"Tubuh pasien yang lemah bisa dibangkitkan dengan mengonsumsi telur. Orang normal saja butuh protein, apalagi kalau penderita kanker. Orang dikemoterapi kan efeknya mual dan muntah. Ibu dan bapak mengalaminya juga kan," jelasnya.
Telur juga dapat mengurangi rasa lelah dan memberikan energi karena kombinasi protein dan lemaknya. Selain itu, telur mudah dimakan meski pasien dalam keadaan sariawan sebagai efek samping dari kemoterapi.

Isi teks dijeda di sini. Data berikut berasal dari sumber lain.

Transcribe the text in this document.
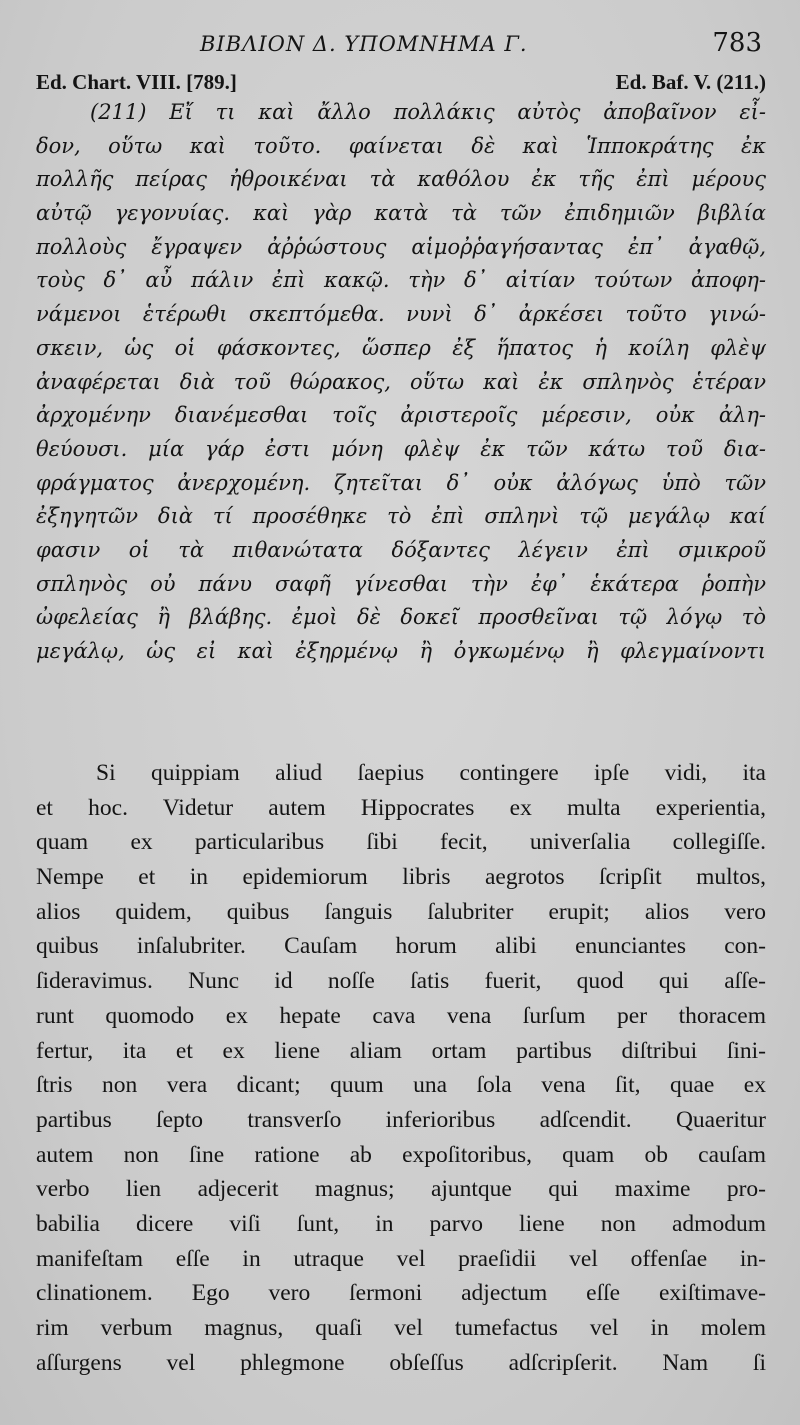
ΒΙΒΛΙΟΝ Δ. ΥΠΟΜΝΗΜΑ Γ.	783
Ed. Chart. VIII. [789.]	Ed. Baf. V. (211.)
(211) Εἴ τι καὶ ἄλλο πολλάκις αὐτὸς ἀποβαῖνον εἶ-
δον, οὕτω καὶ τοῦτο. φαίνεται δὲ καὶ Ἱπποκράτης ἐκ
πολλῆς πείρας ἠθροικέναι τὰ καθόλου ἐκ τῆς ἐπὶ μέρους
αὐτῷ γεγονυίας. καὶ γὰρ κατὰ τὰ τῶν ἐπιδημιῶν βιβλία
πολλοὺς ἔγραψεν ἀῤῥώστους αἱμοῤῥαγήσαντας ἐπ᾽ ἀγαθῷ,
τοὺς δ᾽ αὖ πάλιν ἐπὶ κακῷ. τὴν δ᾽ αἰτίαν τούτων ἀποφη-
νάμενοι ἑτέρωθι σκεπτόμεθα. νυνὶ δ᾽ ἀρκέσει τοῦτο γινώ-
σκειν, ὡς οἱ φάσκοντες, ὥσπερ ἐξ ἥπατος ἡ κοίλη φλὲψ
ἀναφέρεται διὰ τοῦ θώρακος, οὕτω καὶ ἐκ σπληνὸς ἑτέραν
ἀρχομένην διανέμεσθαι τοῖς ἀριστεροῖς μέρεσιν, οὐκ ἀλη-
θεύουσι. μία γάρ ἐστι μόνη φλὲψ ἐκ τῶν κάτω τοῦ δια-
φράγματος ἀνερχομένη. ζητεῖται δ᾽ οὐκ ἀλόγως ὑπὸ τῶν
ἐξηγητῶν διὰ τί προσέθηκε τὸ ἐπὶ σπληνὶ τῷ μεγάλῳ καί
φασιν οἱ τὰ πιθανώτατα δόξαντες λέγειν ἐπὶ σμικροῦ
σπληνὸς οὐ πάνυ σαφῆ γίνεσθαι τὴν ἐφ᾽ ἑκάτερα ῥοπὴν
ὠφελείας ἢ βλάβης. ἐμοὶ δὲ δοκεῖ προσθεῖναι τῷ λόγῳ τὸ
μεγάλῳ, ὡς εἰ καὶ ἐξηρμένῳ ἢ ὀγκωμένῳ ἢ φλεγμαίνοντι
Si quippiam aliud ſaepius contingere ipſe vidi, ita
et hoc. Videtur autem Hippocrates ex multa experientia,
quam ex particularibus ſibi fecit, univerſalia collegiſſe.
Nempe et in epidemiorum libris aegrotos ſcripſit multos,
alios quidem, quibus ſanguis ſalubriter erupit; alios vero
quibus inſalubriter. Cauſam horum alibi enunciantes con-
ſideravimus. Nunc id noſſe ſatis fuerit, quod qui aſſe-
runt quomodo ex hepate cava vena ſurſum per thoracem
fertur, ita et ex liene aliam ortam partibus diſtribui ſini-
ſtris non vera dicant; quum una ſola vena ſit, quae ex
partibus ſepto transverſo inferioribus adſcendit. Quaeritur
autem non ſine ratione ab expoſitoribus, quam ob cauſam
verbo lien adjecerit magnus; ajuntque qui maxime pro-
babilia dicere viſi ſunt, in parvo liene non admodum
manifeſtam eſſe in utraque vel praeſidii vel offenſae in-
clinationem. Ego vero ſermoni adjectum eſſe exiſtimave-
rim verbum magnus, quaſi vel tumefactus vel in molem
aſſurgens vel phlegmone obſeſſus adſcripſerit. Nam ſi
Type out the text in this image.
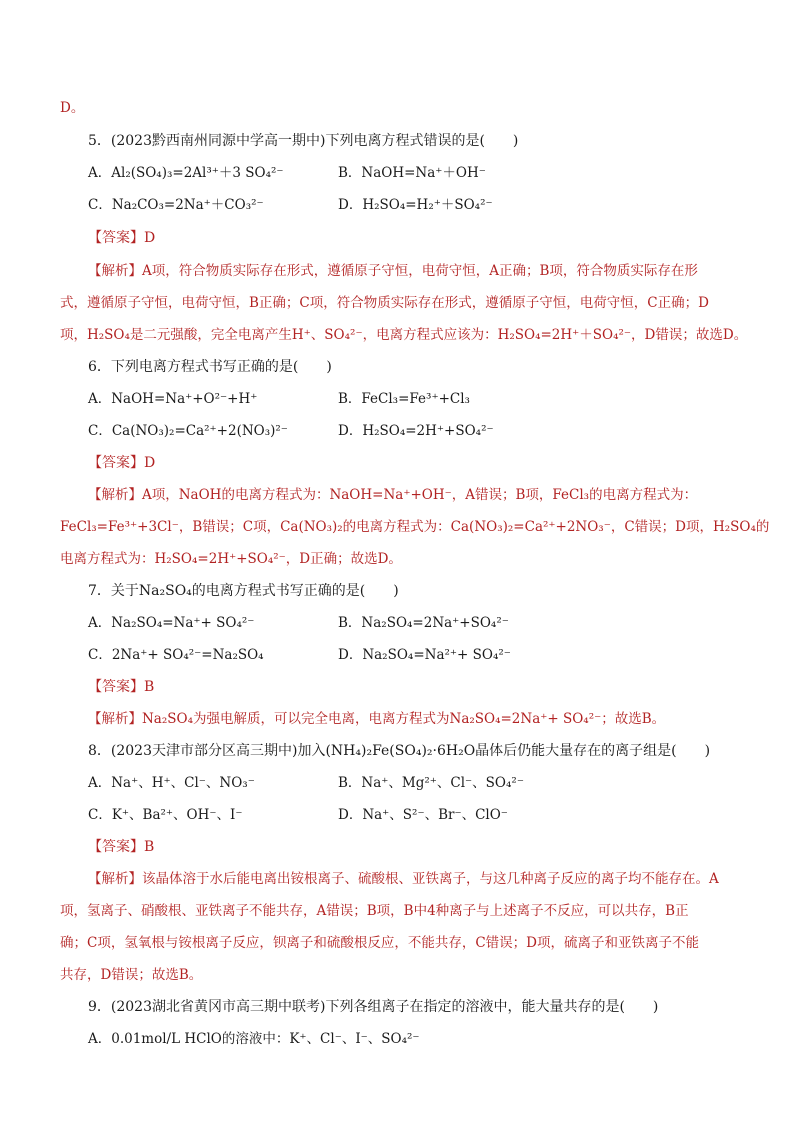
D。
5．(2023黔西南州同源中学高一期中)下列电离方程式错误的是(　　)
A．Al₂(SO₄)₃=2Al³⁺＋3 SO₄²⁻	B．NaOH=Na⁺＋OH⁻
C．Na₂CO₃=2Na⁺＋CO₃²⁻	D．H₂SO₄=H₂⁺＋SO₄²⁻
【答案】D
【解析】A项，符合物质实际存在形式，遵循原子守恒，电荷守恒，A正确；B项，符合物质实际存在形
式，遵循原子守恒，电荷守恒，B正确；C项，符合物质实际存在形式，遵循原子守恒，电荷守恒，C正确；D
项，H₂SO₄是二元强酸，完全电离产生H⁺、SO₄²⁻，电离方程式应该为：H₂SO₄=2H⁺＋SO₄²⁻，D错误；故选D。
6．下列电离方程式书写正确的是(　　)
A．NaOH=Na⁺+O²⁻+H⁺	B．FeCl₃=Fe³⁺+Cl₃
C．Ca(NO₃)₂=Ca²⁺+2(NO₃)²⁻	D．H₂SO₄=2H⁺+SO₄²⁻
【答案】D
【解析】A项，NaOH的电离方程式为：NaOH=Na⁺+OH⁻，A错误；B项，FeCl₃的电离方程式为：
FeCl₃=Fe³⁺+3Cl⁻，B错误；C项，Ca(NO₃)₂的电离方程式为：Ca(NO₃)₂=Ca²⁺+2NO₃⁻，C错误；D项，H₂SO₄的
电离方程式为：H₂SO₄=2H⁺+SO₄²⁻，D正确；故选D。
7．关于Na₂SO₄的电离方程式书写正确的是(　　)
A．Na₂SO₄=Na⁺+ SO₄²⁻	B．Na₂SO₄=2Na⁺+SO₄²⁻
C．2Na⁺+ SO₄²⁻=Na₂SO₄	D．Na₂SO₄=Na²⁺+ SO₄²⁻
【答案】B
【解析】Na₂SO₄为强电解质，可以完全电离，电离方程式为Na₂SO₄=2Na⁺+ SO₄²⁻；故选B。
8．(2023天津市部分区高三期中)加入(NH₄)₂Fe(SO₄)₂·6H₂O晶体后仍能大量存在的离子组是(　　)
A．Na⁺、H⁺、Cl⁻、NO₃⁻	B．Na⁺、Mg²⁺、Cl⁻、SO₄²⁻
C．K⁺、Ba²⁺、OH⁻、I⁻	D．Na⁺、S²⁻、Br⁻、ClO⁻
【答案】B
【解析】该晶体溶于水后能电离出铵根离子、硫酸根、亚铁离子，与这几种离子反应的离子均不能存在。A
项，氢离子、硝酸根、亚铁离子不能共存，A错误；B项，B中4种离子与上述离子不反应，可以共存，B正
确；C项，氢氧根与铵根离子反应，钡离子和硫酸根反应，不能共存，C错误；D项，硫离子和亚铁离子不能
共存，D错误；故选B。
9．(2023湖北省黄冈市高三期中联考)下列各组离子在指定的溶液中，能大量共存的是(　　)
A．0.01mol/L HClO的溶液中：K⁺、Cl⁻、I⁻、SO₄²⁻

Tak hanya itu. Telur yang mengandung vitamin B, D dan E diyakini mampu melindungi tubuh dari efek obat keras kanker. Telur juga mengandung selenium yang membantu mengurangi efek samping setelah kemoterapi.
Bagi pasien kemoterapi memang lebih disarankan makan putih telur karena mengandung sumber protein melimpah, serta mudah dimakan dan dicerna.
Makanan sumber protein bisa meningkatkan daya tahan tubuh pasien kanker yang telah dikemoterapi. Sehingga, pasien tidak akan kehilangan energi meski menderita efek samping yang cukup menyakitkan.
Pada saat menjalani kemoterapi, banyak sel sehat yang ikut rusak sehingga perlu perbaikan segera, dan untuk itu diperlukan protein yang cukup.
Tapi, tidak harus melulu direbus, telur bisa diolah dengan beragam cara. Orak arik telur juga cocok untuk makanan ringan pasien kemoterapi.
Kami yang mendapatkan penjelasan dari ahli gizi pun manggut-manggut mengerti. Setidaknya terlihat dari respon kami yang selalu berkata, "Oh begitu."
Karena tidak ada pertanyaan lagi, ahli gizi pun meminta izin pamit. "Kalau tidak ada lagi yang bertanya, saya cukupkan sampai di sini. Nanti kita bertemu dalam sesi kemo berikutnya," katanya.
"Terima kasih suster..." kata kami.
Saya sendiri suka telur. Anak-anak dan suami juga suka. Ini menjadi menu andalan ketika darurat lapar, sementara di meja makan tidak ada apa-apa atau saya yang lagi malas masak atau si mbak yang tidak masuk karena suatu alasan.